The Kyushu Shinkansen (九州新幹線, Kyūshū Shinkansen) is a Japanese high-speed railway line between the cities of Fukuoka and Kagoshima in Kyushu, running parallel to the existing Kagoshima Main Line and operated by JR Kyushu. It is an extension of the San'yō Shinkansen from Honshu. The southern 127 km (79 mi) was constructed first because the equivalent section of the former Kagoshima Main Line is single track, and thus a significant improvement in transit time was gained when this dual track section opened on 13 March 2004, despite the need for passengers to change to a Relay Tsubame narrow gauge train at Shin-Yatsushiro for the remainder of the journey to Hakata. The northern 130 km (81 mi) section opened on 12 March 2011 (although opening ceremonies were canceled due to the 2011 Tōhoku earthquake and tsunami), enabling through-services to Shin-Osaka (and with a change of train, Tokyo). [1]


The construction of the first section of the West Kyushu Shinkansen route to Nagasaki (from Takeo-Onsen to Isahaya), approximately 45.7 km (28.4 mi) in length, began in 2008, with construction of the 21 km (13 mi) section from Isahaya to Nagasaki commencing in 2012. The entire line is due to open by Fiscal 2022. [2] [3] Service was proposed to be provided by Gauge Change Train (GCT) trainsets, which are designed to operate on both existing narrow gauge lines and standard gauge Shinkansen lines; however, technical issues with the bogies resulted in the cancellation of the GCT.

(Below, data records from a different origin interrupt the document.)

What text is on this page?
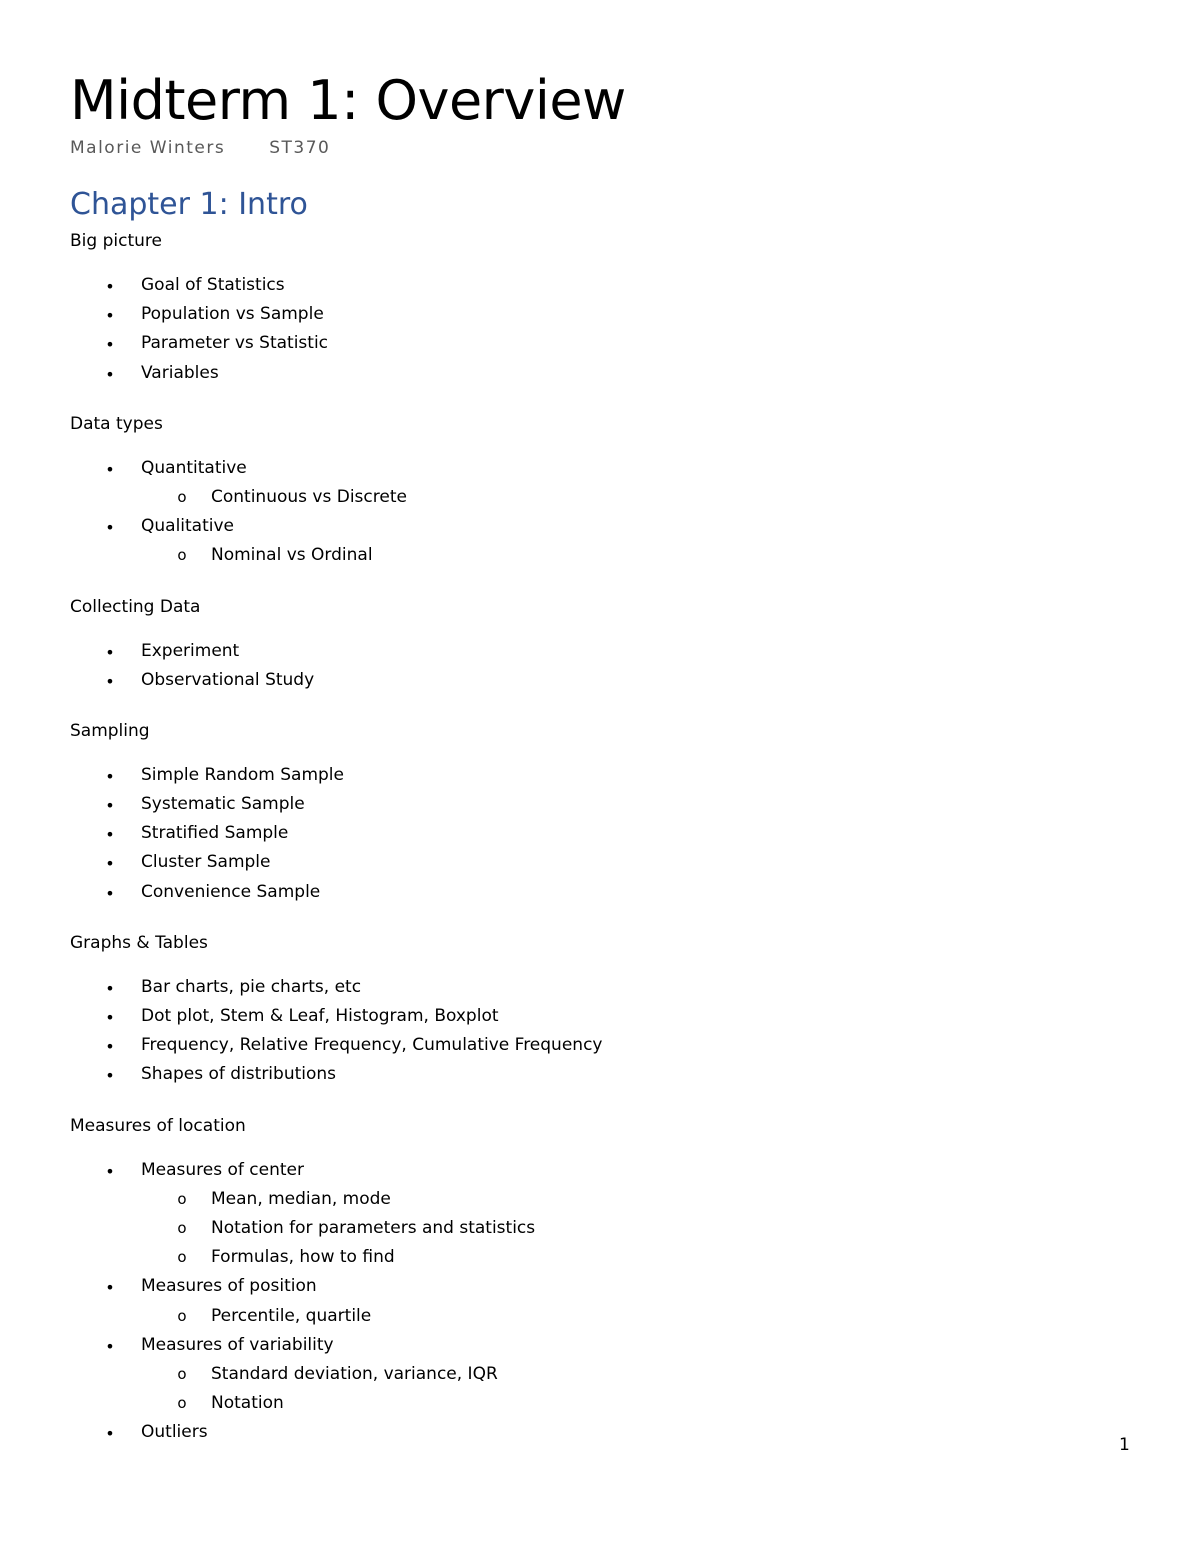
Midterm 1: Overview
Malorie Winters	ST370
Chapter 1: Intro
Big picture
• Goal of Statistics
• Population vs Sample
• Parameter vs Statistic
• Variables
Data types
• Quantitative
o Continuous vs Discrete
• Qualitative
o Nominal vs Ordinal
Collecting Data
• Experiment
• Observational Study
Sampling
• Simple Random Sample
• Systematic Sample
• Stratified Sample
• Cluster Sample
• Convenience Sample
Graphs & Tables
• Bar charts, pie charts, etc
• Dot plot, Stem & Leaf, Histogram, Boxplot
• Frequency, Relative Frequency, Cumulative Frequency
• Shapes of distributions
Measures of location
• Measures of center
o Mean, median, mode
o Notation for parameters and statistics
o Formulas, how to find
• Measures of position
o Percentile, quartile
• Measures of variability
o Standard deviation, variance, IQR
o Notation
• Outliers
1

On 28 October 2020 JR Kyushu announced it would utilize a 6-car version of the N700S series for the isolated section from Nagasaki, named Nishikyushu Shinkansen  [ ja ], with a cross platform interchange to a relay service called 'Relay Kamome' at Takeo-Onsen station to connect to Hakata. [4] [5] [6] JR Kyushu also announced it would continue to use the name 'Kamome' for the Hakata-Nagasaki service, which has been in use since 1961. [5]

Kagoshima Route

Construction of the Kagoshima Route (鹿児島ルート) began in 1991, and the first segment between Kagoshima and Shin-Yatsushiro opened on 13 March 2004. This initial section cut travel times between the two cities from 130 minutes to 35 minutes, and reduced the time between Hakata and Kagoshima from 4 hours to 2 hours. When the entire line was completed, the travel time from Hakata to Kagoshima was further reduced to about an hour and 20 minutes. As of 2012, the maximum line speed is 260 km/h (160 mph) between Hakata and Kagoshima. [7] Like all Shinkansen lines, the Kyushu Shinkansen is standard gauge.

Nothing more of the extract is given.